There will surely be lots of interesting commentary on Kosovo declaring independence from Serbia, but in the meantime I found this story in Saturday's New York Times fascinating. As the Times' brilliant Russia correspondent, C.J. Chivers, reports:
Russia held a high-level meeting with the leaders of two breakaway republics in Georgia on Friday, and vowed to increase its support for the separatists if Kosovo declared its independence and was recognized by the West.
The meeting, coupled with vocal warnings in Russia’s Parliament that it would react strongly to a declaration of independence by Kosovo, threatened to push the Kremlin and the West into a fresh and potentially volatile standoff over the status of separatist territories in Georgia.

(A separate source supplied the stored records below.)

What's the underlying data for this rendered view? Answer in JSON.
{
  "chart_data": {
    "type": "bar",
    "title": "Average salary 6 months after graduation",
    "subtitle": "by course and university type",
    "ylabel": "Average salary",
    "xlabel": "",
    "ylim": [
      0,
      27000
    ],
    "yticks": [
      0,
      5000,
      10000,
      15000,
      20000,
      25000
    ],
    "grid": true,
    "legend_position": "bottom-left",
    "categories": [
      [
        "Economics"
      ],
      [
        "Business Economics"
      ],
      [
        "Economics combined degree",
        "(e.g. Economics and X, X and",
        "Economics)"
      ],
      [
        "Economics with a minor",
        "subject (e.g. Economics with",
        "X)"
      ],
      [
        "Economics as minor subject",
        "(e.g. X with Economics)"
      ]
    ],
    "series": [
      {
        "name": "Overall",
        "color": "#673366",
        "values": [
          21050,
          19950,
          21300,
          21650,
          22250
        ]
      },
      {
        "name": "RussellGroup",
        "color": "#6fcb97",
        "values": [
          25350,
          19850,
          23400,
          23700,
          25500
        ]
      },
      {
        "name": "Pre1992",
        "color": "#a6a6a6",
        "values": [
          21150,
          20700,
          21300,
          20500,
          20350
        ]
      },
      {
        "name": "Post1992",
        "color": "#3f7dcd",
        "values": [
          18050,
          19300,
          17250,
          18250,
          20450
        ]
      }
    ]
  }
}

Nothing too surprising here, but I had not seen this reported before:
The military, diplomatic and public relations campaigns in the region have all the while been layered with intrigue.
One of the most prominent fighters in the Abkhaz war against Georgia, for example, was Shamil Basayev, the Chechen separatist and terrorist who became Russia’s most wanted man.Georgian officials have said that Mr. Basayev’s career as a terrorist began as a proxy in Abkhazia for Russia’s secret services, and that his presence in the war was a mark of Kremlin sponsorship and duplicity.
Basayev was one of the principals behind the attack on a Russian school in Beslan four years ago, which killed almost 400 people (Chivers' Esquire article on the subject remains one of the best pieces of journalism of the last several years). And yet now the Russian government is supporting an insurgency Basayev once helped lead (he was killed two years ago).